In one of our drill-grounds we could see, some time ago, a simple soldier cleaning boots and windows and doing all the common work of a soldier. If you asked one of his comrades what Musketier Philipps—this was his name —was in private life, you would have got the answer: he is professor at the University of Greifswald. For many professors of universities, too, have enlisted, not only those who, the majority, serve as officers of the reserve, but also many volunteers who enter as simple soldiers. Let me tell you here an amusing incident that just happened in our neighborhood. A sergeant was escorting somewhere near the border several French prisoners. Suddenly he is seen wildly gesticulating; it seems as though a fight is going on between him and one of his company. The officer who them asks what the matter is. Then he learns that his sergeant is professor of Romance Philology, that the French soldier is a colleague of his at the Sorbonne, and that the quarrel was about the relative frequency of the subjunctive mood in the old provencal troubadour songs, —his favorite subject.
A great many students, too left their universities. This is best seen by the fraternities; Of course those who even in time of peace like to fight, if only for sport—I refer to the well-known Mensuren, —are the first to enlist as volunteers. Of my fraternity ninety per cent are away. The fine fraternity houses are given to the Red Cross and transformed into hospitals; in the room where the beer banquets were once held, there you find now the beds of the wounded and sick.
The number of students is still further diminished by the official exclusion from schools and universities of those belonging to a nation at war with Germany; but this number has never been very large anywhere. So the universities, notwithstanding the small number of students, have not closed. On the contrary, a new one has been founded, the first municipal university of Germany, that of Frankfort-on-the-Main, so that Germany has now twenty-two instead of twenty-one universities.
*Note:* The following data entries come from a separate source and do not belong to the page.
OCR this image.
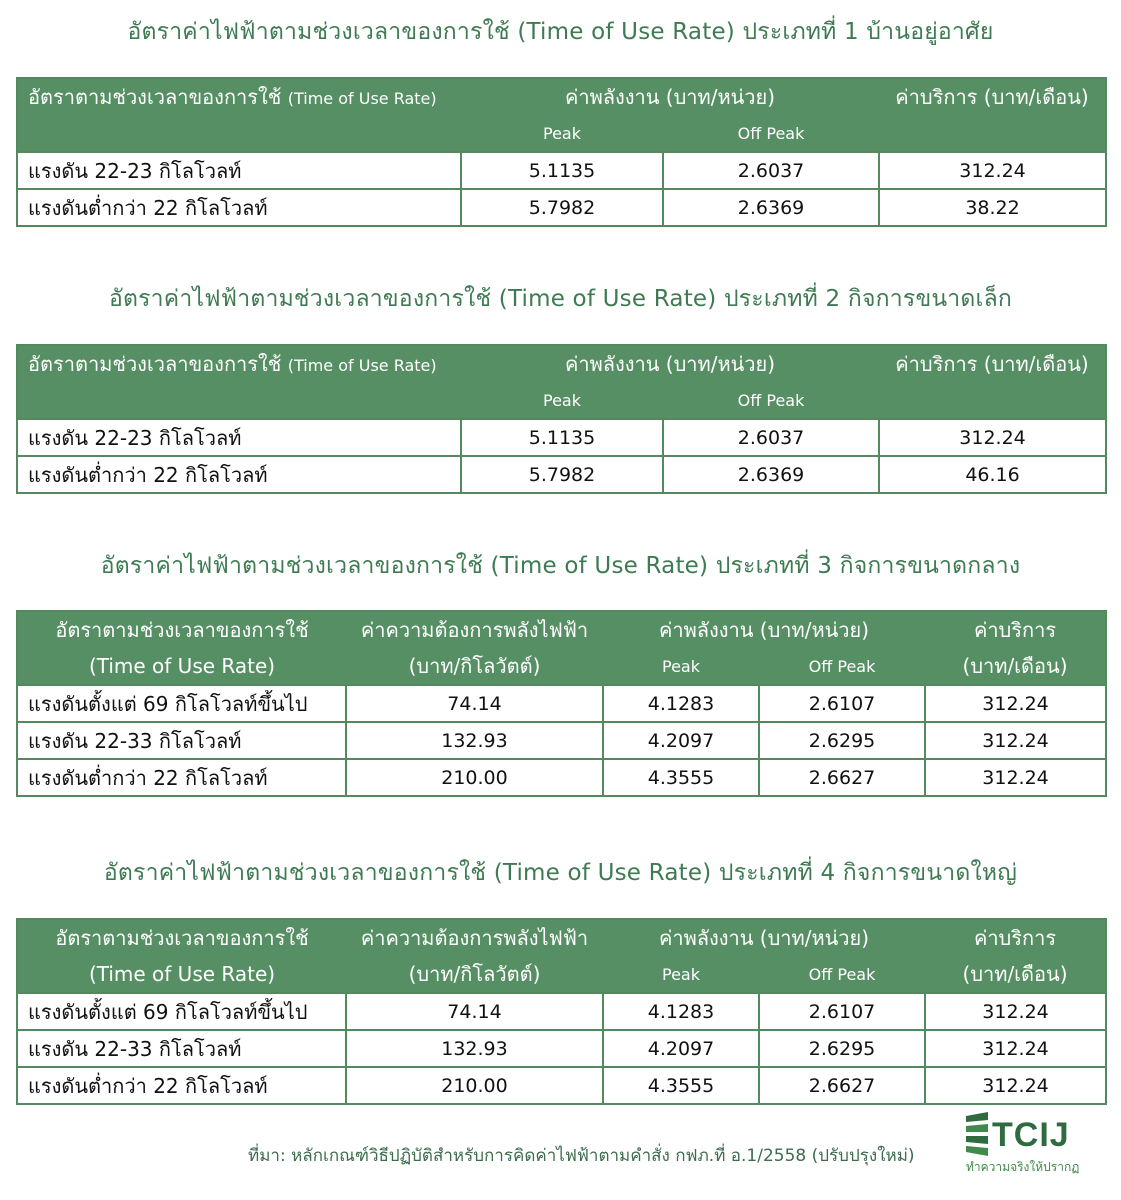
อัตราค่าไฟฟ้าตามช่วงเวลาของการใช้ (Time of Use Rate) ประเภทที่ 1 บ้านอยู่อาศัย
อัตราตามช่วงเวลาของการใช้ (Time of Use Rate)	ค่าพลังงาน (บาท/หน่วย)		ค่าบริการ (บาท/เดือน)
	Peak	Off Peak	
แรงดัน 22-23 กิโลโวลท์	5.1135	2.6037	312.24
แรงดันต่ำกว่า 22 กิโลโวลท์	5.7982	2.6369	38.22
อัตราค่าไฟฟ้าตามช่วงเวลาของการใช้ (Time of Use Rate) ประเภทที่ 2 กิจการขนาดเล็ก
อัตราตามช่วงเวลาของการใช้ (Time of Use Rate)	ค่าพลังงาน (บาท/หน่วย)		ค่าบริการ (บาท/เดือน)
	Peak	Off Peak	
แรงดัน 22-23 กิโลโวลท์	5.1135	2.6037	312.24
แรงดันต่ำกว่า 22 กิโลโวลท์	5.7982	2.6369	46.16
อัตราค่าไฟฟ้าตามช่วงเวลาของการใช้ (Time of Use Rate) ประเภทที่ 3 กิจการขนาดกลาง
อัตราตามช่วงเวลาของการใช้	ค่าความต้องการพลังไฟฟ้า	ค่าพลังงาน (บาท/หน่วย)		ค่าบริการ
(Time of Use Rate)	(บาท/กิโลวัตต์)	Peak	Off Peak	(บาท/เดือน)
แรงดันตั้งแต่ 69 กิโลโวลท์ขึ้นไป	74.14	4.1283	2.6107	312.24
แรงดัน 22-33 กิโลโวลท์	132.93	4.2097	2.6295	312.24
แรงดันต่ำกว่า 22 กิโลโวลท์	210.00	4.3555	2.6627	312.24
อัตราค่าไฟฟ้าตามช่วงเวลาของการใช้ (Time of Use Rate) ประเภทที่ 4 กิจการขนาดใหญ่
อัตราตามช่วงเวลาของการใช้	ค่าความต้องการพลังไฟฟ้า	ค่าพลังงาน (บาท/หน่วย)		ค่าบริการ
(Time of Use Rate)	(บาท/กิโลวัตต์)	Peak	Off Peak	(บาท/เดือน)
แรงดันตั้งแต่ 69 กิโลโวลท์ขึ้นไป	74.14	4.1283	2.6107	312.24
แรงดัน 22-33 กิโลโวลท์	132.93	4.2097	2.6295	312.24
แรงดันต่ำกว่า 22 กิโลโวลท์	210.00	4.3555	2.6627	312.24
ที่มา: หลักเกณฑ์วิธีปฏิบัติสำหรับการคิดค่าไฟฟ้าตามคำสั่ง กฟภ.ที่ อ.1/2558 (ปรับปรุงใหม่)
TCIJ
ทำความจริงให้ปรากฏ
All in all, there is then not so much change in the fatherland itself as Americans might think from what I see in the American papers. Still, happy, free America, that may turn her energies to works and occupations of peace, while Europe is aflame! Happy Dartmouth College that helps to construct while others must destroy! Firmly and safely she goes her way; she does not know the thoughts of war that are in the background of everybody's mind this side of the Atlantic. From visions of battles and bloodshed, my thoughts often wander to the tranquil New Hampshire hills, to Dartmouth College that will never feel what her sister institutions in old Europe all, though feebly, feel, the truth of Cicero's word, slightly altered:
Inter arma silent artes.
[Dr. Müller was Prussian Exchange Teacher at Dartmouth for the year 1913-1914, and was appointed instructor in German for the current year. He had gone to Germany for the summer expecting to return to Hanover in September, but on the outbreak of the war he was assigned to educational work at Duisburg, near the Dutch frontier where he still was at last accounts. —EDITOR'S NOTE.]